Singhal made it clear that there is no shortage of payment solutions in India. The Unified Payments Interface already makes transactions easier, whether you’re paying a supplier or splitting a bill.

However, CBDC does not compete with UPI. It’s something deeper.

He explains that a CBDC is essentially digital cash on your phone, like a 100-rupee note issued by a central bank. The real strength lies in the targeted use cases. Government subsidies can be programmed for specific expenditures, and emergency funds can be delivered to citizens immediately without intermediaries.

According to him, UPI is the ‘road’ and CBDC becomes the new ‘vehicle’ that runs on it. For the user, the experience won’t change, but the backend will become much more powerful.

Budget 2026: Reassuring clarity

India Budget 2026 left cryptocurrency taxes unchanged, continuing one of the most stringent regimes globally.

Singhal sees this not as an attempt to kill retail engagement, but rather to control it. The framework has brought clarity and improved traceability, even as high taxes and 1% TDS have pushed some activities offshore.

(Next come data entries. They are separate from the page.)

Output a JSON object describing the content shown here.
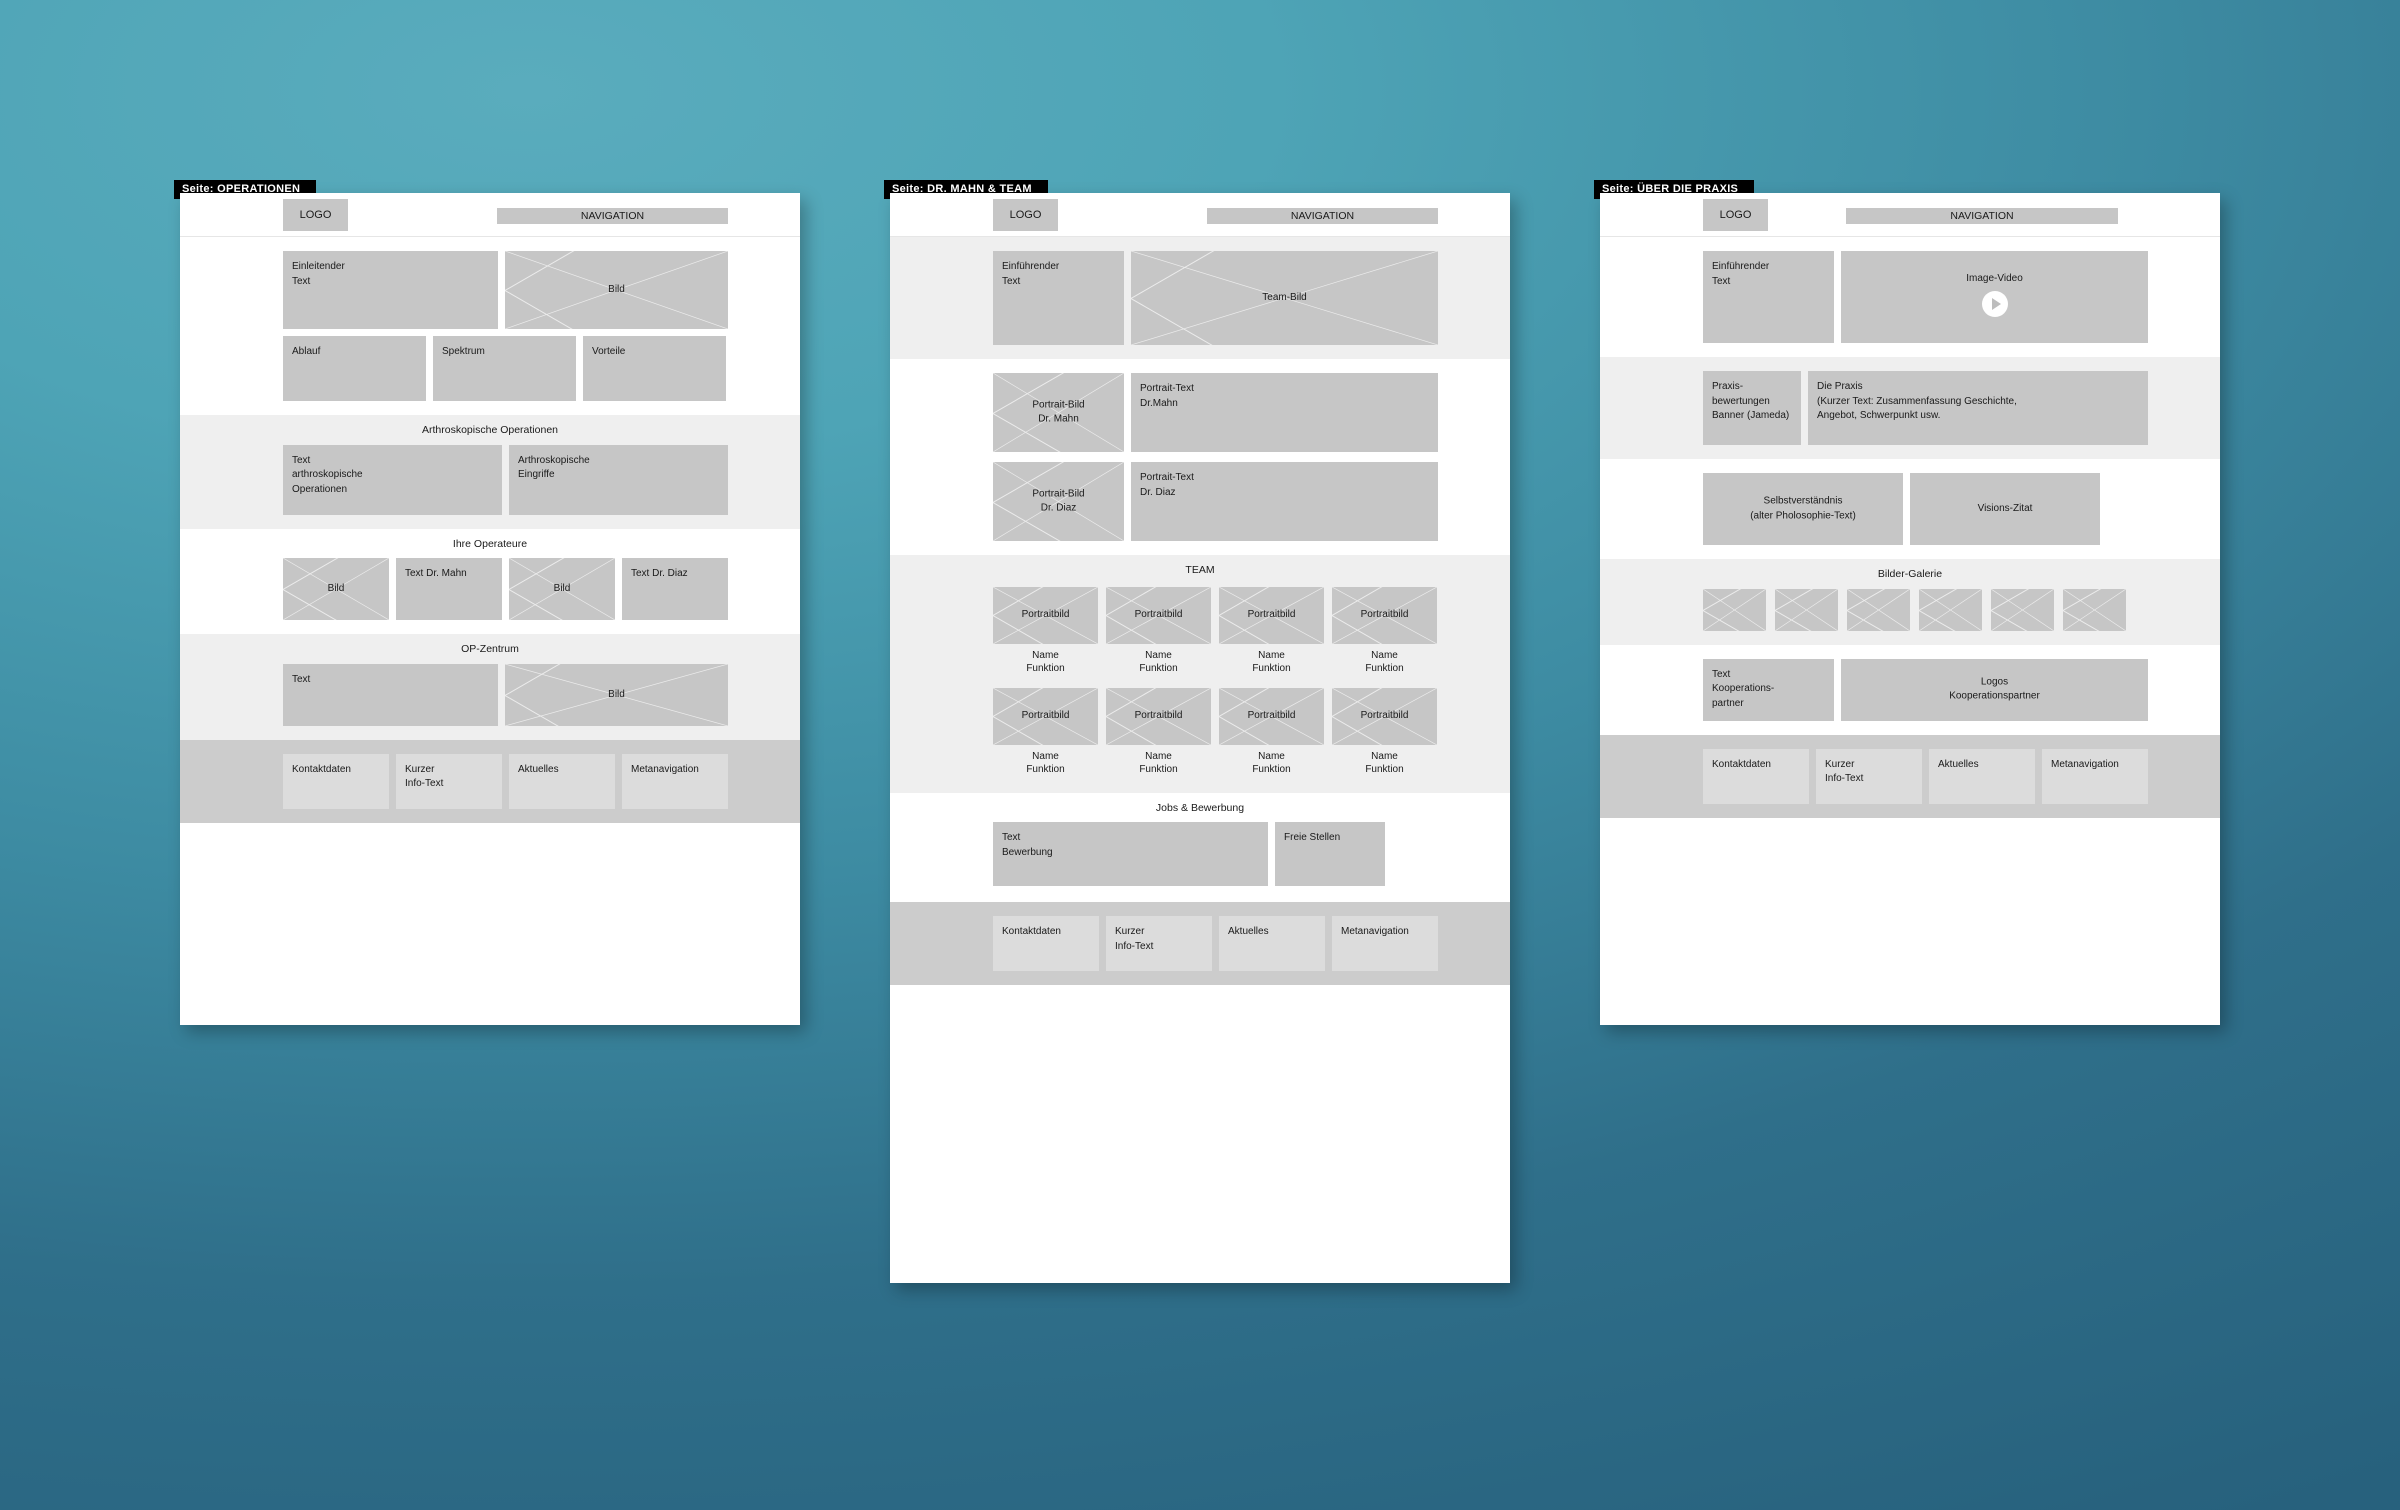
{
  "theme": {
    "background_top": "#4ea4b6",
    "background_bottom": "#27617d",
    "block_fill": "#c6c6c6",
    "band_grey": "#efefef",
    "footer_grey": "#cccccc",
    "tag_bg": "#000000"
  },
  "common": {
    "tag_prefix": "Seite:",
    "logo": "LOGO",
    "navigation": "NAVIGATION",
    "footer": [
      {
        "label": "Kontaktdaten"
      },
      {
        "label": "Kurzer\nInfo-Text"
      },
      {
        "label": "Aktuelles"
      },
      {
        "label": "Metanavigation"
      }
    ]
  },
  "boards": [
    {
      "id": "operationen",
      "tag": "OPERATIONEN",
      "sections": [
        {
          "id": "intro",
          "band": "white",
          "title": "",
          "rows": [
            {
              "blocks": [
                {
                  "label": "Einleitender\nText",
                  "type": "text",
                  "align": "topleft"
                },
                {
                  "label": "Bild",
                  "type": "image",
                  "align": "center"
                }
              ]
            },
            {
              "blocks": [
                {
                  "label": "Ablauf",
                  "type": "text",
                  "align": "topleft"
                },
                {
                  "label": "Spektrum",
                  "type": "text",
                  "align": "topleft"
                },
                {
                  "label": "Vorteile",
                  "type": "text",
                  "align": "topleft"
                }
              ]
            }
          ]
        },
        {
          "id": "arthroskopische-operationen",
          "band": "grey",
          "title": "Arthroskopische Operationen",
          "rows": [
            {
              "blocks": [
                {
                  "label": "Text\narthroskopische\nOperationen",
                  "type": "text",
                  "align": "topleft"
                },
                {
                  "label": "Arthroskopische\nEingriffe",
                  "type": "text",
                  "align": "topleft"
                }
              ]
            }
          ]
        },
        {
          "id": "ihre-operateure",
          "band": "white",
          "title": "Ihre Operateure",
          "rows": [
            {
              "blocks": [
                {
                  "label": "Bild",
                  "type": "image",
                  "align": "center"
                },
                {
                  "label": "Text Dr. Mahn",
                  "type": "text",
                  "align": "topleft"
                },
                {
                  "label": "Bild",
                  "type": "image",
                  "align": "center"
                },
                {
                  "label": "Text Dr. Diaz",
                  "type": "text",
                  "align": "topleft"
                }
              ]
            }
          ]
        },
        {
          "id": "op-zentrum",
          "band": "grey",
          "title": "OP-Zentrum",
          "rows": [
            {
              "blocks": [
                {
                  "label": "Text",
                  "type": "text",
                  "align": "topleft"
                },
                {
                  "label": "Bild",
                  "type": "image",
                  "align": "center"
                }
              ]
            }
          ]
        }
      ]
    },
    {
      "id": "dr-mahn-team",
      "tag": "DR. MAHN & TEAM",
      "sections": [
        {
          "id": "einfuehrung",
          "band": "grey",
          "title": "",
          "rows": [
            {
              "blocks": [
                {
                  "label": "Einführender\nText",
                  "type": "text",
                  "align": "topleft"
                },
                {
                  "label": "Team-Bild",
                  "type": "image",
                  "align": "center"
                }
              ]
            }
          ]
        },
        {
          "id": "portraits",
          "band": "white",
          "title": "",
          "rows": [
            {
              "blocks": [
                {
                  "label": "Portrait-Bild\nDr. Mahn",
                  "type": "image",
                  "align": "center"
                },
                {
                  "label": "Portrait-Text\nDr.Mahn",
                  "type": "text",
                  "align": "topleft"
                }
              ]
            },
            {
              "blocks": [
                {
                  "label": "Portrait-Bild\nDr. Diaz",
                  "type": "image",
                  "align": "center"
                },
                {
                  "label": "Portrait-Text\nDr. Diaz",
                  "type": "text",
                  "align": "topleft"
                }
              ]
            }
          ]
        },
        {
          "id": "team",
          "band": "grey",
          "title": "TEAM",
          "team_rows": [
            [
              {
                "image_label": "Portraitbild",
                "caption": "Name\nFunktion"
              },
              {
                "image_label": "Portraitbild",
                "caption": "Name\nFunktion"
              },
              {
                "image_label": "Portraitbild",
                "caption": "Name\nFunktion"
              },
              {
                "image_label": "Portraitbild",
                "caption": "Name\nFunktion"
              }
            ],
            [
              {
                "image_label": "Portraitbild",
                "caption": "Name\nFunktion"
              },
              {
                "image_label": "Portraitbild",
                "caption": "Name\nFunktion"
              },
              {
                "image_label": "Portraitbild",
                "caption": "Name\nFunktion"
              },
              {
                "image_label": "Portraitbild",
                "caption": "Name\nFunktion"
              }
            ]
          ]
        },
        {
          "id": "jobs-bewerbung",
          "band": "white",
          "title": "Jobs & Bewerbung",
          "rows": [
            {
              "blocks": [
                {
                  "label": "Text\nBewerbung",
                  "type": "text",
                  "align": "topleft"
                },
                {
                  "label": "Freie Stellen",
                  "type": "text",
                  "align": "topleft"
                }
              ]
            }
          ]
        }
      ]
    },
    {
      "id": "ueber-die-praxis",
      "tag": "ÜBER DIE PRAXIS",
      "sections": [
        {
          "id": "einfuehrung-video",
          "band": "white",
          "title": "",
          "rows": [
            {
              "blocks": [
                {
                  "label": "Einführender\nText",
                  "type": "text",
                  "align": "topleft"
                },
                {
                  "label": "Image-Video",
                  "type": "video",
                  "align": "center"
                }
              ]
            }
          ]
        },
        {
          "id": "die-praxis",
          "band": "grey",
          "title": "",
          "rows": [
            {
              "blocks": [
                {
                  "label": "Praxis-\nbewertungen\nBanner (Jameda)",
                  "type": "text",
                  "align": "topleft"
                },
                {
                  "label": "Die Praxis\n(Kurzer Text: Zusammenfassung Geschichte,\nAngebot, Schwerpunkt usw.",
                  "type": "text",
                  "align": "topleft"
                }
              ]
            }
          ]
        },
        {
          "id": "selbstverstaendnis",
          "band": "white",
          "title": "",
          "rows": [
            {
              "blocks": [
                {
                  "label": "Selbstverständnis\n(alter Pholosophie-Text)",
                  "type": "text",
                  "align": "center"
                },
                {
                  "label": "Visions-Zitat",
                  "type": "text",
                  "align": "center"
                }
              ]
            }
          ]
        },
        {
          "id": "bilder-galerie",
          "band": "grey",
          "title": "Bilder-Galerie",
          "gallery": [
            {
              "label": ""
            },
            {
              "label": ""
            },
            {
              "label": ""
            },
            {
              "label": ""
            },
            {
              "label": ""
            },
            {
              "label": ""
            }
          ]
        },
        {
          "id": "kooperationspartner",
          "band": "white",
          "title": "",
          "rows": [
            {
              "blocks": [
                {
                  "label": "Text\nKooperations-\npartner",
                  "type": "text",
                  "align": "topleft"
                },
                {
                  "label": "Logos\nKooperationspartner",
                  "type": "text",
                  "align": "center"
                }
              ]
            }
          ]
        }
      ]
    }
  ]
}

He suggested that the government is prioritizing responsible investment and regulatory compliance. However, going forward, a more balanced tax structure aligned with different asset classes will enable us to achieve real growth while maintaining innovation within India.

Startups are watching… is moving

Moreover, regulatory ambiguity remains a bigger concern than taxes.

Singhal points out that many Web3 startups are moving to hubs such as Dubai, Singapore and Hong Kong. These hubs provide easier access to banking, capital and partnerships due to clearer rules.

India still has a strong advantage of a large developer base and user market. But without clear, balanced regulation, that edge can slowly erode.

Bitcoin ETF and What’s Next

On the Bitcoin ETF issue, Singhal takes a grounded view.

He said India is still figuring out the basics, how to classify crypto assets, who to regulate and how to protect investors. Products like ETFs will only come out once the fundamentals are established.

Nonetheless, global momentum is hard to ignore, especially following the approval of US ETFs. Institutional demand in India is already building, especially among investors seeking exposure to cryptocurrencies without holding them directly.

Why regulation is slower than adoption

Singhal ends with a reality check.

Cryptocurrency is not just another field. This has implications for capital controls, taxation, AML and financial stability. This means there are multiple regulators involved, which naturally slows things down.

India is taking a “risk-first” approach, building guardrails through taxation and compliance while observing how global frameworks evolve, he says.

Meanwhile, adoption doesn’t wait. It is market-driven, fast and already ahead of policy.

And the gap between speed and structure is where India’s cryptocurrency future will ultimately be determined.